The same applies to transport providers, tour operators and outer island logistics, where fuel access is not theoretical.
It determines whether services run or stop.
What is different this time is that these actions are not happening in isolation. We are ensuring they are connected, shared and aligned.
That alignment matters most when it comes to messaging.
During COVID, one of our biggest advantages was clarity.
Fiji spoke with one voice. The same principle applies now. Through Tourism Fiji and our wider industry networks, we are ensuring that our trade partners, airlines and travellers hear a consistent message.
Fiji remains open, stable, operational and safe.
That confidence is backed by real coordination behind the scenes.
There is also a quieter, but equally important, layer to this work.
We are planning scenarios – good, bad and ugly.
Not one scenario, but multiple. What happens if fuel prices climb further. What happens if supply tightens. What happens if travel demand shifts. These are not abstract exercises. They are mapped against triggers, thresholds and actions.
If conditions change, the response is already defined.
That is the discipline we learned the hard way during the pandemic, and it is now embedded in how we respond.
Of course, none of this removes the uncertainty completely. With fuel prices escalating, the knock-on effects will soon be felt with far more discomfort than many will be expecting.
We do not know how long the current geopolitical tensions will last.
We do not control global fuel markets. We do not control airline pricing decisions in other parts of the world.
What we do control is how prepared we are, how coordinated we are, and how quickly we can respond.
Everyone can be part of a coordinated response to what will soon be a steeply increasing cost of business, increasing inflation and increasing cost of food.
At its worst, we might also see some power outages, water supplies shutting off intermittently and schools and offices closing early, along with long lines at petrol stations.
What everyone should be asking themselves is how prepared we can be.
We can make the fuel we have now last longer by starting energy saving measures – entire households can save power by focusing on small, everyday changes like switching off appliances at the wall, using LED bulbs, managing heating/cooling efficiently, and reducing unnecessary water heating.
You can unplug phone charges, turn off the TV, turn off lights and air conditioning, carpool and share rides.
Perhaps the government will consider reducing their fleet size and share rides between departments, reconsider overseas trips, conferences and workshops.
Tourism operators will be implementing cost cutting measures that reduce energy and fuel usage by reviewing transportation needs and asking guests to support energy saving efforts.
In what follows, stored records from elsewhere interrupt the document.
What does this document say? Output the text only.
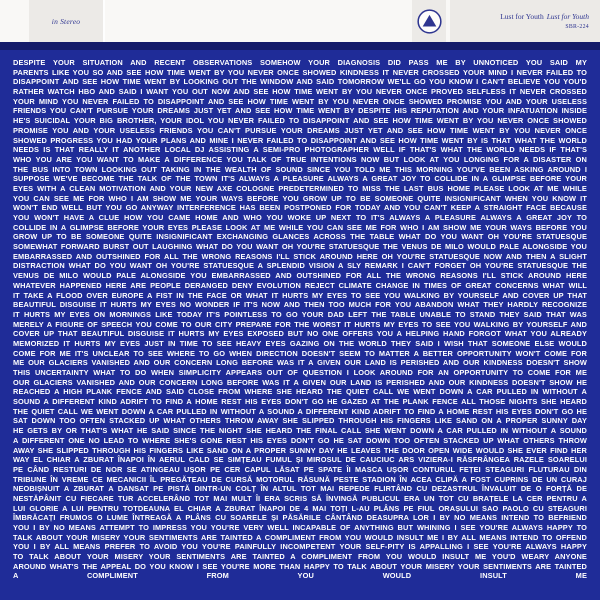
in Stereo	Lust for Youth Lust for Youth
SBR-224
DESPITE YOUR SITUATION AND RECENT OBSERVATIONS SOMEHOW YOUR DIAGNOSIS DID PASS ME BY UNNOTICED YOU SAID MY
PARENTS LIKE YOU SO AND SEE HOW TIME WENT BY YOU NEVER ONCE SHOWED KINDNESS IT NEVER CROSSED YOUR MIND I NEVER FAILED TO
DISAPPOINT AND SEE HOW TIME WENT BY LOOKING OUT THE WINDOW AND SAID TOMORROW WE'LL GO YOU KNOW I CAN'T BELIEVE YOU YOU'D
RATHER WATCH HBO AND SAID I WANT YOU OUT NOW AND SEE HOW TIME WENT BY YOU NEVER ONCE PROVED SELFLESS IT NEVER CROSSED
YOUR MIND YOU NEVER FAILED TO DISAPPOINT AND SEE HOW TIME WENT BY YOU NEVER ONCE SHOWED PROMISE YOU AND YOUR USELESS
FRIENDS YOU CAN'T PURSUE YOUR DREAMS JUST YET AND SEE HOW TIME WENT BY DESPITE HIS REPUTATION AND YOUR INFATUATION INSIDE
HE'S SUICIDAL YOUR BIG BROTHER, YOUR IDOL YOU NEVER FAILED TO DISAPPOINT AND SEE HOW TIME WENT BY YOU NEVER ONCE SHOWED
PROMISE YOU AND YOUR USELESS FRIENDS YOU CAN'T PURSUE YOUR DREAMS JUST YET AND SEE HOW TIME WENT BY YOU NEVER ONCE
SHOWED PROGRESS YOU HAD YOUR PLANS AND MINE I NEVER FAILED TO DISAPPOINT AND SEE HOW TIME WENT BY IS THAT WHAT THE WORLD
NEEDS IS THAT REALLY IT ANOTHER LOCAL DJ ASSISTING A SEMI-PRO PHOTOGRAPHER WELL IF THAT'S WHAT THE WORLD NEEDS IF THAT'S
WHO YOU ARE YOU WANT TO MAKE A DIFFERENCE YOU TALK OF TRUE INTENTIONS NOW BUT LOOK AT YOU LONGING FOR A DISASTER ON
THE BUS INTO TOWN LOOKING OUT TAKING IN THE WEALTH OF SOUND SINCE YOU TOLD ME THIS MORNING YOU'VE BEEN ASKING AROUND I
SUPPOSE WE'VE BECOME THE TALK OF THE TOWN IT'S ALWAYS A PLEASURE ALWAYS A GREAT JOY TO COLLIDE IN A GLIMPSE BEFORE YOUR
EYES WITH A CLEAN MOTIVATION AND YOUR NEW AXE COLOGNE PREDETERMINED TO MISS THE LAST BUS HOME PLEASE LOOK AT ME WHILE
YOU CAN SEE ME FOR WHO I AM SHOW ME YOUR WAYS BEFORE YOU GROW UP TO BE SOMEONE QUITE INSIGNIFICANT WHEN YOU KNOW IT
WON'T END WELL BUT YOU GO ANYWAY INTERFERENCE HAS BEEN POSTPONED FOR TODAY AND YOU CAN'T KEEP A STRAIGHT FACE BECAUSE
YOU WON'T HAVE A CLUE HOW YOU CAME HOME AND WHO YOU WOKE UP NEXT TO IT'S ALWAYS A PLEASURE ALWAYS A GREAT JOY TO
COLLIDE IN A GLIMPSE BEFORE YOUR EYES PLEASE LOOK AT ME WHILE YOU CAN SEE ME FOR WHO I AM SHOW ME YOUR WAYS BEFORE YOU
GROW UP TO BE SOMEONE QUITE INSIGNIFICANT EXCHANGING GLANCES ACROSS THE TABLE WHAT DO YOU WANT OH YOU'RE STATUESQUE
SOMEWHAT FORWARD BURST OUT LAUGHING WHAT DO YOU WANT OH YOU'RE STATUESQUE THE VENUS DE MILO WOULD PALE ALONGSIDE YOU
EMBARRASSED AND OUTSHINED FOR ALL THE WRONG REASONS I'LL STICK AROUND HERE OH YOU'RE STATUESQUE NOW AND THEN A SLIGHT
DISTRACTION WHAT DO YOU WANT OH YOU'RE STATUESQUE A SPLENDID VISION A SLY REMARK I CAN'T FORGET OH YOU'RE STATUESQUE THE
VENUS DE MILO WOULD PALE ALONGSIDE YOU EMBARRASSED AND OUTSHINED FOR ALL THE WRONG REASONS I'LL STICK AROUND HERE
WHATEVER HAPPENED HERE ARE PEOPLE DERANGED DENY EVOLUTION REJECT CLIMATE CHANGE IN TIMES OF GREAT CONCERNS WHAT WILL
IT TAKE A FLOOD OVER EUROPE A FIST IN THE FACE OR WHAT IT HURTS MY EYES TO SEE YOU WALKING BY YOURSELF AND COVER UP THAT
BEAUTIFUL DISGUISE IT HURTS MY EYES NO WONDER IF IT'S NOW AND THEN TOO MUCH FOR YOU ABANDON WHAT THEY HARDLY RECOGNIZE
IT HURTS MY EYES ON MORNINGS LIKE TODAY IT'S POINTLESS TO GO YOUR DAD LEFT THE TABLE UNABLE TO STAND THEY SAID THAT WAS
MERELY A FIGURE OF SPEECH YOU COME TO OUR CITY PREPARE FOR THE WORST IT HURTS MY EYES TO SEE YOU WALKING BY YOURSELF AND
COVER UP THAT BEAUTIFUL DISGUISE IT HURTS MY EYES EXPOSED BUT NO ONE OFFERS YOU A HELPING HAND FORGOT WHAT YOU ALREADY
MEMORIZED IT HURTS MY EYES JUST IN TIME TO SEE HEAVY EYES GAZING ON THE WORLD THEY SAID I WISH THAT SOMEONE ELSE WOULD
COME FOR ME IT'S UNCLEAR TO SEE WHERE TO GO WHEN DIRECTION DOESN'T SEEM TO MATTER A BETTER OPPORTUNITY WON'T COME FOR
ME OUR GLACIERS VANISHED AND OUR CONCERN LONG BEFORE WAS IT A GIVEN OUR LAND IS PERISHED AND OUR KINDNESS DOESN'T SHOW
THIS UNCERTAINTY WHAT TO DO WHEN SIMPLICITY APPEARS OUT OF QUESTION I LOOK AROUND FOR AN OPPORTUNITY TO COME FOR ME
OUR GLACIERS VANISHED AND OUR CONCERN LONG BEFORE WAS IT A GIVEN OUR LAND IS PERISHED AND OUR KINDNESS DOESN'T SHOW HE
REACHED A HIGH PLANK FENCE AND SAID CLOSE FROM WHERE SHE HEARD THE QUIET CALL WE WENT DOWN A CAR PULLED IN WITHOUT A
SOUND A DIFFERENT KIND ADRIFT TO FIND A HOME REST HIS EYES DON'T GO HE GAZED AT THE PLANK FENCE ALL THOSE NIGHTS SHE HEARD
THE QUIET CALL WE WENT DOWN A CAR PULLED IN WITHOUT A SOUND A DIFFERENT KIND ADRIFT TO FIND A HOME REST HIS EYES DON'T GO HE
SAT DOWN TOO OFTEN STACKED UP WHAT OTHERS THROW AWAY SHE SLIPPED THROUGH HIS FINGERS LIKE SAND ON A PROPER SUNNY DAY
HE GETS BY OR THAT'S WHAT HE SAID SINCE THE NIGHT SHE HEARD THE FINAL CALL SHE WENT DOWN A CAR PULLED IN WITHOUT A SOUND
A DIFFERENT ONE NO LEAD TO WHERE SHE'S GONE REST HIS EYES DON'T GO HE SAT DOWN TOO OFTEN STACKED UP WHAT OTHERS THROW
AWAY SHE SLIPPED THROUGH HIS FINGERS LIKE SAND ON A PROPER SUNNY DAY HE LEAVES THE DOOR OPEN WIDE WOULD SHE EVER FIND HER
WAY EL CHIAR A ZBURAT ÎNAPOI ÎN AERUL CALD SE SIMȚEAU FUMUL ȘI MIROSUL DE CAUCIUC ARS VIZIERA-I RĂSFRÂNGEA RAZELE SOARELUI
PE CÂND RESTURI DE NOR SE ATINGEAU UȘOR PE CER CAPUL LĂSAT PE SPATE ÎI MASCA UȘOR CONTURUL FEȚEI STEAGURI FLUTURAU DIN
TRIBUNE ÎN VREME CE MECANICII ÎL PREGĂTEAU DE CURSĂ MOTORUL RĂSUNĂ PESTE STADION ÎN ACEA CLIPĂ A FOST CUPRINS DE UN CURAJ
NEOBIȘNUIT A ZBURAT A DANSAT PE PISTĂ DINTR-UN COLȚ ÎN ALTUL TOT MAI REPEDE FLIRTÂND CU DEZASTRUL ÎNVALUIT DE O FORȚĂ DE
NESTĂPÂNIT CU FIECARE TUR ACCELERÂND TOT MAI MULT ÎI ERA SCRIS SĂ ÎNVINGĂ PUBLICUL ERA UN TOT CU BRAȚELE LA CER PENTRU A
LUI GLORIE A LUI PENTRU TOTDEAUNA EL CHIAR A ZBURAT ÎNAPOI DE 4 MAI TOȚI L-AU PLÂNS PE FIUL ORAȘULUI SAO PAOLO CU STEAGURI
ÎMBRĂCAȚI FRUMOS O LUME ÎNTREAGĂ A PLÂNS CU SOARELE ȘI PĂSĂRILE CÂNTÂND DEASUPRA LOR I BY NO MEANS INTEND TO BEFRIEND
YOU I BY NO MEANS ATTEMPT TO IMPRESS YOU YOU'RE VERY WELL INCAPABLE OF ANYTHING BUT WHINING I SEE YOU'RE ALWAYS HAPPY TO
TALK ABOUT YOUR MISERY YOUR SENTIMENTS ARE TAINTED A COMPLIMENT FROM YOU WOULD INSULT ME I BY ALL MEANS INTEND TO OFFEND
YOU I BY ALL MEANS PREFER TO AVOID YOU YOU'RE PAINFULLY INCOMPETENT YOUR SELF-PITY IS APPALLING I SEE YOU'RE ALWAYS HAPPY
TO TALK ABOUT YOUR MISERY YOUR SENTIMENTS ARE TAINTED A COMPLIMENT FROM YOU WOULD INSULT ME YOU'D WEARY ANYONE
AROUND WHAT'S THE APPEAL DO YOU KNOW I SEE YOU'RE MORE THAN HAPPY TO TALK ABOUT YOUR MISERY YOUR SENTIMENTS ARE TAINTED
A COMPLIMENT FROM YOU WOULD INSULT ME
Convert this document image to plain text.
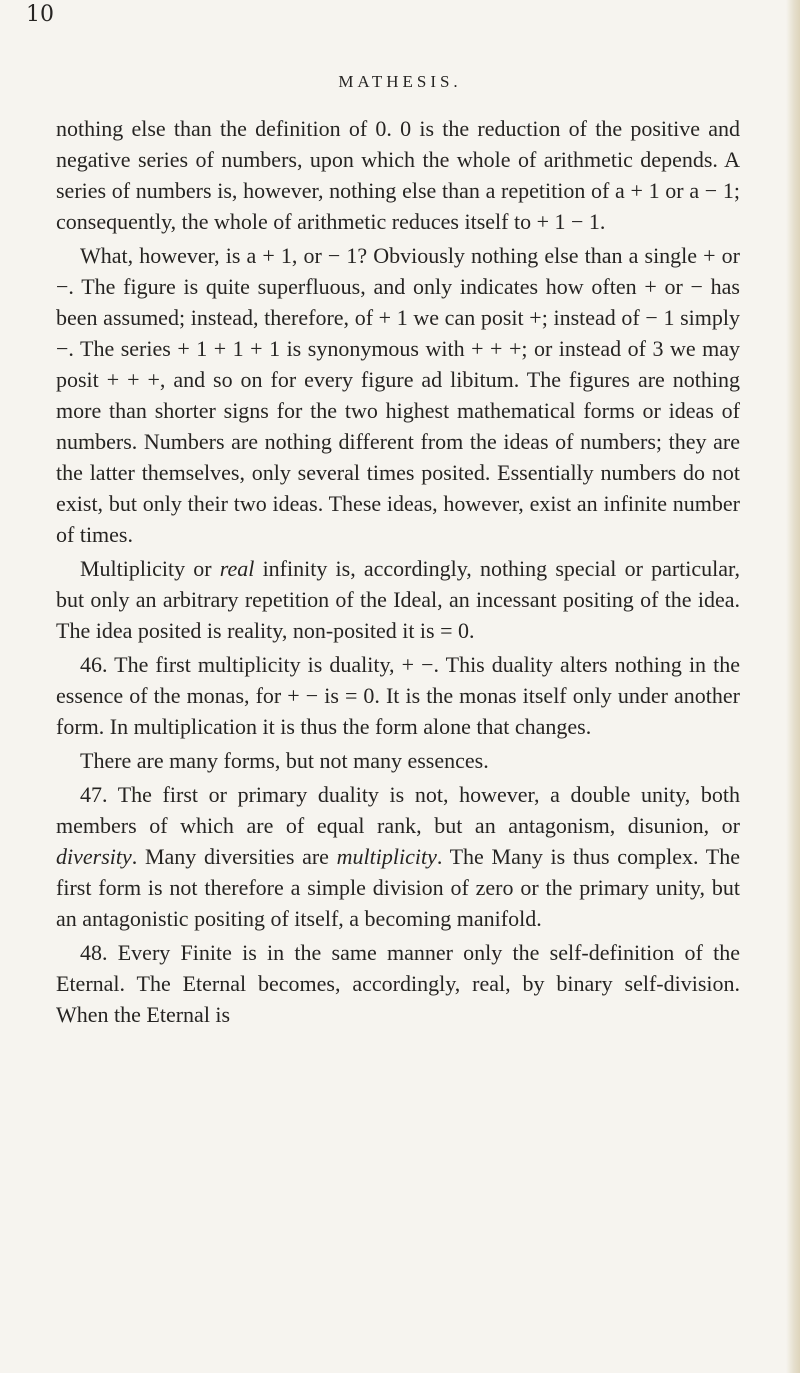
10
MATHESIS.

nothing else than the definition of 0. 0 is the reduction of the positive and negative series of numbers, upon which the whole of arithmetic depends. A series of numbers is, however, nothing else than a repetition of a + 1 or a − 1; consequently, the whole of arithmetic reduces itself to + 1 − 1.

What, however, is a + 1, or − 1? Obviously nothing else than a single + or −. The figure is quite superfluous, and only indicates how often + or − has been assumed; instead, therefore, of + 1 we can posit +; instead of − 1 simply −. The series + 1 + 1 + 1 is synonymous with + + +; or instead of 3 we may posit + + +, and so on for every figure ad libitum. The figures are nothing more than shorter signs for the two highest mathematical forms or ideas of numbers. Numbers are nothing different from the ideas of numbers; they are the latter themselves, only several times posited. Essentially numbers do not exist, but only their two ideas. These ideas, however, exist an infinite number of times.

Multiplicity or real infinity is, accordingly, nothing special or particular, but only an arbitrary repetition of the Ideal, an incessant positing of the idea. The idea posited is reality, non-posited it is = 0.

46. The first multiplicity is duality, + −. This duality alters nothing in the essence of the monas, for + − is = 0. It is the monas itself only under another form. In multiplication it is thus the form alone that changes.

There are many forms, but not many essences.

47. The first or primary duality is not, however, a double unity, both members of which are of equal rank, but an antagonism, disunion, or diversity. Many diversities are multiplicity. The Many is thus complex. The first form is not therefore a simple division of zero or the primary unity, but an antagonistic positing of itself, a becoming manifold.

48. Every Finite is in the same manner only the self-definition of the Eternal. The Eternal becomes, accordingly, real, by binary self-division. When the Eternal is
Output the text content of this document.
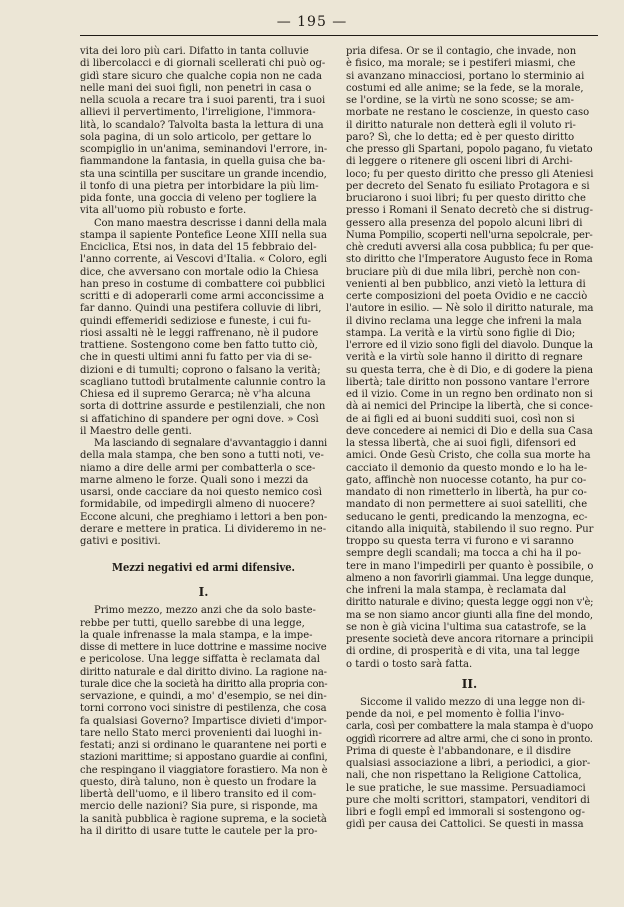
— 195 —
vita dei loro più cari. Difatto in tanta colluvie
di libercolacci e di giornali scellerati chi può og-
gidì stare sicuro che qualche copia non ne cada
nelle mani dei suoi figli, non penetri in casa o
nella scuola a recare tra i suoi parenti, tra i suoi
allievi il pervertimento, l'irreligione, l'immora-
lità, lo scandalo? Talvolta basta la lettura di una
sola pagina, di un solo articolo, per gettare lo
scompiglio in un'anima, seminandovi l'errore, in-
fiammandone la fantasia, in quella guisa che ba-
sta una scintilla per suscitare un grande incendio,
il tonfo di una pietra per intorbidare la più lim-
pida fonte, una goccia di veleno per togliere la
vita all'uomo più robusto e forte.
Con mano maestra descrisse i danni della mala
stampa il sapiente Pontefice Leone XIII nella sua
Enciclica, Etsi nos, in data del 15 febbraio del-
l'anno corrente, ai Vescovi d'Italia. « Coloro, egli
dice, che avversano con mortale odio la Chiesa
han preso in costume di combattere coi pubblici
scritti e di adoperarli come armi acconcissime a
far danno. Quindi una pestifera colluvie di libri,
quindi effemeridi sediziose e funeste, i cui fu-
riosi assalti nè le leggi raffrenano, nè il pudore
trattiene. Sostengono come ben fatto tutto ciò,
che in questi ultimi anni fu fatto per via di se-
dizioni e di tumulti; coprono o falsano la verità;
scagliano tuttodì brutalmente calunnie contro la
Chiesa ed il supremo Gerarca; nè v'ha alcuna
sorta di dottrine assurde e pestilenziali, che non
si affatichino di spandere per ogni dove. » Così
il Maestro delle genti.
Ma lasciando di segnalare d'avvantaggio i danni
della mala stampa, che ben sono a tutti noti, ve-
niamo a dire delle armi per combatterla o sce-
marne almeno le forze. Quali sono i mezzi da
usarsi, onde cacciare da noi questo nemico così
formidabile, od impedirgli almeno di nuocere?
Eccone alcuni, che preghiamo i lettori a ben pon-
derare e mettere in pratica. Li divideremo in ne-
gativi e positivi.
Mezzi negativi ed armi difensive.
I.
Primo mezzo, mezzo anzi che da solo baste-
rebbe per tutti, quello sarebbe di una legge,
la quale infrenasse la mala stampa, e la impe-
disse di mettere in luce dottrine e massime nocive
e pericolose. Una legge siffatta è reclamata dal
diritto naturale e dal diritto divino. La ragione na-
turale dice che la società ha diritto alla propria con-
servazione, e quindi, a mo' d'esempio, se nei din-
torni corrono voci sinistre di pestilenza, che cosa
fa qualsiasi Governo? Impartisce divieti d'impor-
tare nello Stato merci provenienti dai luoghi in-
festati; anzi si ordinano le quarantene nei porti e
stazioni marittime; si appostano guardie ai confini,
che respingano il viaggiatore forastiero. Ma non è
questo, dirà taluno, non è questo un frodare la
libertà dell'uomo, e il libero transito ed il com-
mercio delle nazioni? Sia pure, si risponde, ma
la sanità pubblica è ragione suprema, e la società
ha il diritto di usare tutte le cautele per la pro-
pria difesa. Or se il contagio, che invade, non
è fisico, ma morale; se i pestiferi miasmi, che
si avanzano minacciosi, portano lo sterminio ai
costumi ed alle anime; se la fede, se la morale,
se l'ordine, se la virtù ne sono scosse; se am-
morbate ne restano le coscienze, in questo caso
il diritto naturale non detterà egli il voluto ri-
paro? Sì, che lo detta; ed è per questo diritto
che presso gli Spartani, popolo pagano, fu vietato
di leggere o ritenere gli osceni libri di Archi-
loco; fu per questo diritto che presso gli Ateniesi
per decreto del Senato fu esiliato Protagora e si
bruciarono i suoi libri; fu per questo diritto che
presso i Romani il Senato decretò che si distrug-
gessero alla presenza del popolo alcuni libri di
Numa Pompilio, scoperti nell'urna sepolcrale, per-
chè creduti avversi alla cosa pubblica; fu per que-
sto diritto che l'Imperatore Augusto fece in Roma
bruciare più di due mila libri, perchè non con-
venienti al ben pubblico, anzi vietò la lettura di
certe composizioni del poeta Ovidio e ne cacciò
l'autore in esilio. — Nè solo il diritto naturale, ma
il divino reclama una legge che infreni la mala
stampa. La verità e la virtù sono figlie di Dio;
l'errore ed il vizio sono figli del diavolo. Dunque la
verità e la virtù sole hanno il diritto di regnare
su questa terra, che è di Dio, e di godere la piena
libertà; tale diritto non possono vantare l'errore
ed il vizio. Come in un regno ben ordinato non si
dà ai nemici del Principe la libertà, che si conce-
de ai figli ed ai buoni sudditi suoi, così non si
deve concedere ai nemici di Dio e della sua Casa
la stessa libertà, che ai suoi figli, difensori ed
amici. Onde Gesù Cristo, che colla sua morte ha
cacciato il demonio da questo mondo e lo ha le-
gato, affinchè non nuocesse cotanto, ha pur co-
mandato di non rimetterlo in libertà, ha pur co-
mandato di non permettere ai suoi satelliti, che
seducano le genti, predicando la menzogna, ec-
citando alla iniquità, stabilendo il suo regno. Pur
troppo su questa terra vi furono e vi saranno
sempre degli scandali; ma tocca a chi ha il po-
tere in mano l'impedirli per quanto è possibile, o
almeno a non favorirli giammai. Una legge dunque,
che infreni la mala stampa, è reclamata dal
diritto naturale e divino; questa legge oggi non v'è;
ma se non siamo ancor giunti alla fine del mondo,
se non è già vicina l'ultima sua catastrofe, se la
presente società deve ancora ritornare a principii
di ordine, di prosperità e di vita, una tal legge
o tardi o tosto sarà fatta.
II.
Siccome il valido mezzo di una legge non di-
pende da noi, e pel momento è follia l'invo-
carla, così per combattere la mala stampa è d'uopo
oggidì ricorrere ad altre armi, che ci sono in pronto.
Prima di queste è l'abbandonare, e il disdire
qualsiasi associazione a libri, a periodici, a gior-
nali, che non rispettano la Religione Cattolica,
le sue pratiche, le sue massime. Persuadiamoci
pure che molti scrittori, stampatori, venditori di
libri e fogli empî ed immorali si sostengono og-
gidì per causa dei Cattolici. Se questi in massa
Every little bit will help.
There is also an opportunity sitting within this disruption.
Other destinations are already feeling the strain of rising costs and disrupted routes. Some will lose market share. Some will struggle to maintain connectivity.
Fiji, by contrast, has a chance to position itself as stable, organised and reliable based on whether we can continue to access fuel.
If we can maintain connectivity, manage costs, and keep the visitor experience intact, demand will continue and hopefully increase.
Working together is not just about managing a crisis. It is about protecting momentum. The sector has worked too hard to rebuild over the past few years to allow external shocks to undo that progress.
Every job, every business, every community that depends on tourism sits behind these decisions.
The difference now is that we are not starting from zero.
We have the structure. We have the relationships. We have the experience of having gone through something far worse and coming out the other side.
Not reactive. Not fragmented. Ever hopeful. Coordinated, deliberate and already in motion.
Everybody in Fiji can and should play a part by reviewing their own energy use and saving what they can so our stocks can last longer.
Turn that light off, share a ride, rethink that trip by car to the shops if you can.
This is what resilience looks like in practice.